When the Covid-19 pandemic hit, we were already six years into implementing our PODD platform within communities across Thailand. We’ve designed this technology specifically to assist in identifying, responding, and recovering from public health crises. So when we learned about The Trinity Challenge, it felt like a natural fit—an opportunity that could help us scale PODD into new territory, while still maintaining the affordability, equity, and democratization that are essential elements of our mission.

Locally in Thailand, we’ve witnessed the shortcomings of traditional bureaucratic approaches to problems, and that’s become our impetus to create better solutions and give access to everyday citizens.

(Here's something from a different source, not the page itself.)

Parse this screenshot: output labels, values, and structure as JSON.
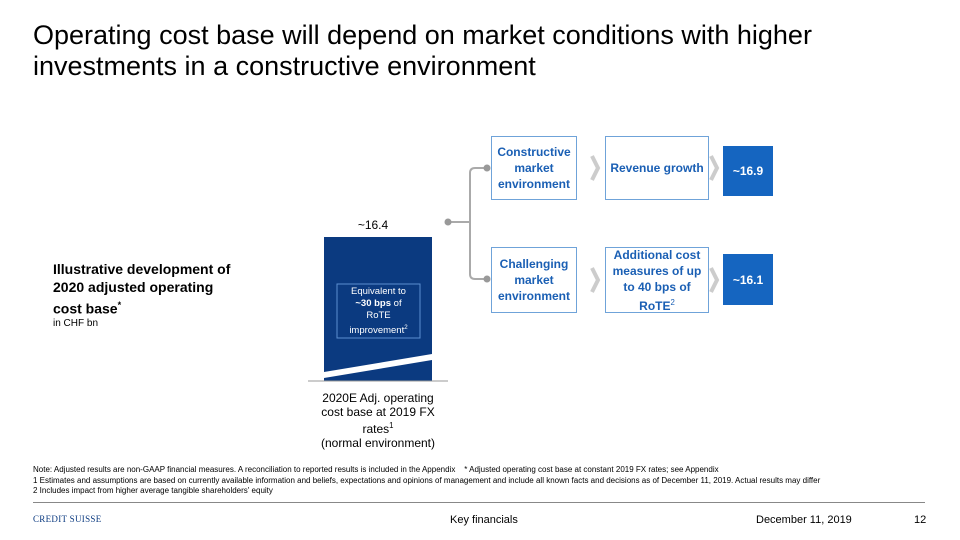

This means teaming up with experts across multilateral organizations and iterating our products until we know they can achieve localized impact. 

PODD has created lasting impact in Thailand, but internationally we need help. The Trinity Challenge Members (and Judges) can make a positive and lasting impact for the public good by partnering with us. We’ve selected some ideal partners (listed below) but given the opportunity we would hope to grow this list.

Our goal is to connect with all academic institution Members and pitch their public health/veterinary/epidemiology departments to become part of the PODD regional network.

We have also identified key technology and global health leaders who would be ideal partners:

• Professor Tan Chorh Chuan’s experience leading Singapore’s response to the 2003 SARS outbreak would be helpful for expanding PODD’s coverage in Asia. 

• Sheetal Silal’s research using mathematical models to predict infectious diseases could help strengthen PODD’s early warning system.

• Jia Li’s deep knowledge of machine vision could help us improve our AI to recognize true outbreaks from image data.

• BlueDot - we want to contribute our participatory data to their event based surveillance system.

• Zenysis’ machine learning platform could improve our ML, and we could be a social impact case study for them. We also seek advice in building tech for government. 

• Dr Dylan George’s career in forecasting infectious disease risks could elevate our pre-spillover technology.

• Global Virome Project’s global consortium is without a doubt the perfect launchpad for PODD, specifically Dr Jonna Mazet because of her One Health leadership and her directorship of PREDICT; potential advisor for PODD.